NADIA'S STORY 

Nadia Murad was born and raised in the quiet agricultural village of Kocho, Iraq – Yazidis and other communities lived harmoniously as neighbors.  A member of the Yazidi community, she and her family - comprised of many brothers and sisters - lived a peaceful, happy life.  Nadia was in secondary school and had dreams of becoming a history teacher and  a make-up artist.

Nadia’s peaceful existence ended on August 3, 2014, when the so-called Islamic State – ISIS – attacked her village, beginning its savage genocidal campaign against the Yazidi people.  Six of Nadia’s nine brothers were executed on the spot.  Nadia, along with her two sisters and thousands of other men, women and children were taken captive, subjected to unspeakable crimes.   The captives were given a choice – convert to Islam or be executed.  A third choice was provided to the young girls and women – sexual enslavement.   Nadia was only 21 years old. Her and her two sisters were enslaved – their mother was executed as she was “too old” to be enslaved.
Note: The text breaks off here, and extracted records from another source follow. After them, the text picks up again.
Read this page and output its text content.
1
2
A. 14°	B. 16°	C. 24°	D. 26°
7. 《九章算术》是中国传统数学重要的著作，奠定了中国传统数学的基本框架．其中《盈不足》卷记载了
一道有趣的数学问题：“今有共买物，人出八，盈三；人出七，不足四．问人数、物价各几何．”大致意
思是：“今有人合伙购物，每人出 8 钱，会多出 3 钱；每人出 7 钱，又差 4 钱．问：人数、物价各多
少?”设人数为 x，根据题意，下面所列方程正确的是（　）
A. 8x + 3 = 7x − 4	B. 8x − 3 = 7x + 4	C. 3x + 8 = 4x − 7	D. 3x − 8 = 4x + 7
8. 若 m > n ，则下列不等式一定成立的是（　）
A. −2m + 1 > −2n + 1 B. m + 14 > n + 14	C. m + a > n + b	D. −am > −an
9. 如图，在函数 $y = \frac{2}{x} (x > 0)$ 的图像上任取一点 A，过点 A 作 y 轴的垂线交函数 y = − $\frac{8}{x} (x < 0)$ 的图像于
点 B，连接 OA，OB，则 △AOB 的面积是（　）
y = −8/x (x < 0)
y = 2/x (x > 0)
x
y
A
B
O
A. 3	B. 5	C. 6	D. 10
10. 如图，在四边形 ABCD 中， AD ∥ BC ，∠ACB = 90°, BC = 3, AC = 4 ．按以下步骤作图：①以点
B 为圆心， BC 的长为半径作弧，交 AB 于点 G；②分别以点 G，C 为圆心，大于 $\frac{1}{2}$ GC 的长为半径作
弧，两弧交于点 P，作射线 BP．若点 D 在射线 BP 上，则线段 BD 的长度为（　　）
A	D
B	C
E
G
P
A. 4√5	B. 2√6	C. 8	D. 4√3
Nadia was initially held hostage in a building with thousands of families.  She witnessed young children given to ISIS soldiers as “sexual” gifts.   The first man that approached Nadia to take her, was significantly older and large in size, Nadia called out she was too young and was beaten. Nadia was raped and tortured on a daily basis and when she was caught trying to escape she was severely beaten.
After facing an unimaginable brutality, Nadia was able to escaped.  

Nadia immigrated to Germany where she received medical attention and reunited with other survivors.  In total, Nadia lost 18 family members.  The majority has been killed but some might still be alive being held captive.  With the assistance of Yazda, a non-profit organization dedicated to helping Yazidi survivors  and defend rights of marganized ethnical and  religious minorities, Nadia has been able to tell her story on the world stage, forcing world leaders to listen to the horrors of the on-going genocide, war crimes and crimes against humanity.  Nadia is nominated for the Nobel Peace Prize.